Honestly, I am trying really hard. I think I am a very patient individual. I don’t like venting about others but I know that she won’t ever read this as she can’t use her debit card and didn’t understand what a cell phone was, so I think I’m safe. Send kind thoughts. I need wisdom on how to survive this (without resorting to violence, please).

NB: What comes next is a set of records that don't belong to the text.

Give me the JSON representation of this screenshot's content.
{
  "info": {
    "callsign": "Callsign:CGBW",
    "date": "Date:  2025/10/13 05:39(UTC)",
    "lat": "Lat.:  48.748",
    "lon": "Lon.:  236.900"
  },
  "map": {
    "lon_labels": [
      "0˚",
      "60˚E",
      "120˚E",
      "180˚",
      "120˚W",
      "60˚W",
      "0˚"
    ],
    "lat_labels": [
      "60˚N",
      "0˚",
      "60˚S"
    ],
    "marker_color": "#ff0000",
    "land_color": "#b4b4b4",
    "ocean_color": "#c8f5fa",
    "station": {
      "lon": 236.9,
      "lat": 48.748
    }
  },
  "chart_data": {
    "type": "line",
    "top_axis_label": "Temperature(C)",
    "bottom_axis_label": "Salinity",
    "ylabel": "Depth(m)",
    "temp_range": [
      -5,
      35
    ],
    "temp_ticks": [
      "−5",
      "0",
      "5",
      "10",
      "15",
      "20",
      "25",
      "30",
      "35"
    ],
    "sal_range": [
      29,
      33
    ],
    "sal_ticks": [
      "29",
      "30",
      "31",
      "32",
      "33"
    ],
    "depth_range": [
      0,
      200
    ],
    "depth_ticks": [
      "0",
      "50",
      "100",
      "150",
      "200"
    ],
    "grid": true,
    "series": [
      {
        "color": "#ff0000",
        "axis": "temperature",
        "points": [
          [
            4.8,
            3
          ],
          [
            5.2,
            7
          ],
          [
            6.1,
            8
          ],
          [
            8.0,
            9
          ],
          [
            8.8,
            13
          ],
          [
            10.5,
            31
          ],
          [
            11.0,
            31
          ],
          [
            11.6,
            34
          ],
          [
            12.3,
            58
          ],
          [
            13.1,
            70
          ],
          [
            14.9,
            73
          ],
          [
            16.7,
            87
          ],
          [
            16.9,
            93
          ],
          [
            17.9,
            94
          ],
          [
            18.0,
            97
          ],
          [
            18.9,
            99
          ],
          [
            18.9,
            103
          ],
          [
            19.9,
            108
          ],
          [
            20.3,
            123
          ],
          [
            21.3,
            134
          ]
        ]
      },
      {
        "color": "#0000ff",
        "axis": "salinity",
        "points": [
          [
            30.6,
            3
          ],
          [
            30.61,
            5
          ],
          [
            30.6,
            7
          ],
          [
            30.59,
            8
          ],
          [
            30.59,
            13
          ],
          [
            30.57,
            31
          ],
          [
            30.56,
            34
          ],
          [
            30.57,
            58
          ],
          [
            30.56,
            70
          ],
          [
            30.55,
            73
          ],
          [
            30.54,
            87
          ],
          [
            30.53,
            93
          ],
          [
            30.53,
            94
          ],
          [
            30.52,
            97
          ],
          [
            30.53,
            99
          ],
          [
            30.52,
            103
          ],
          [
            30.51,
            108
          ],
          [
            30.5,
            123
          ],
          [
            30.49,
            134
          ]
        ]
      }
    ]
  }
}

Otherwise, the rest of my trip I’ll be eating these to relieve the stress (and my clothes are already getting snug):


13 thoughts on “The Ultimate Test

  1. Georgie’s mum sent a copy of her email of an update and the reference to your website. Hang in there. How on earth did you get roomed with a 75 year old? You’d have been much better off with Georgie!

    1. I have amazing luck, I think! We were actually paired as they match people up by country, and we’re both Canadian! This situation is providing ample entertainment for the rest of the tour group, on the plus side…

  2. Samantha – just how old is this lady and remember this
    is coming from your Auntie Sue. Your mother and I may
    not be too far off from becoming just like this nutbar!
    Love you and am thoroughly enjoying your blogs. Makes me
    laugh or cry everyday.

  3. Just noticed something on the pic of you and the giant ice cream. The guy in the background – his T-shirt – what the heck is on it but from here it looks like
    something other than a sausage or hot dog – think
    something similar shaped. I know what your Mum is going
    to say “trust Sue to notice that”.

    1. I think it’s a hot dog! Good eye Auntie Sue! And she’s 77. Frankly, I don’t think the nuttiness is all due to age. I think she’s just crazy in many ways!

      And that sundae was delicious everyone. Totally worth it.

  4. Sam, I am with your Auntie Sue on a number of things. Firstly, I love your blog. Your writing is so brilliant I think I am there with you. And you make me laugh.

    Secondly, the dude behind you does have something funny on his shirt. Maybe a hotdog, maybe not….

    I say to hell with the diet and do whatever you need to keep sane.

    And since I’m in love with your Auntie Sue because of the hotdog comment, I say your roomie is just plain crazy and it has nothing to do with age.

    Kudos to you for being patient and caring. That says volumes about you.

  5. I don’t know if I should laugh or cry! I think I might do both! You would think that someone who is willing to travel to someplace very foreign would be a little bit more open-minded but, people are dumb…period.

    This blog was really funny! Your writing paints a very clear picture – I can easily imagine the crazy lady wearing 12 layers of clothing in hot-humid heat!!

    I agree with everyone else: I love the hat, the hair, and ESPECIALLY the giant sundae!!!

  6. Advice I live by: ear plugs. I squirmed and laughed hard on the subway, surrounded by strangers, at the granny pants. That and I would discreetly throw the clock away while she wasn’t looking, you could replace it with a cheap and simple digital and blame it on housekeeping. đŸ˜‰ and when you are out I would ignore her with “mmm hmmm” mumbles and not ever respond to Pam. And EVERYONE needs to learn how to chew with their mouth closed, it is a painful life lesson that needs learning. Tell her you read “touring Asia for dummies” and it told you it is an (international) cultural faux-pas. On another note: you look fab! Love the chapeau!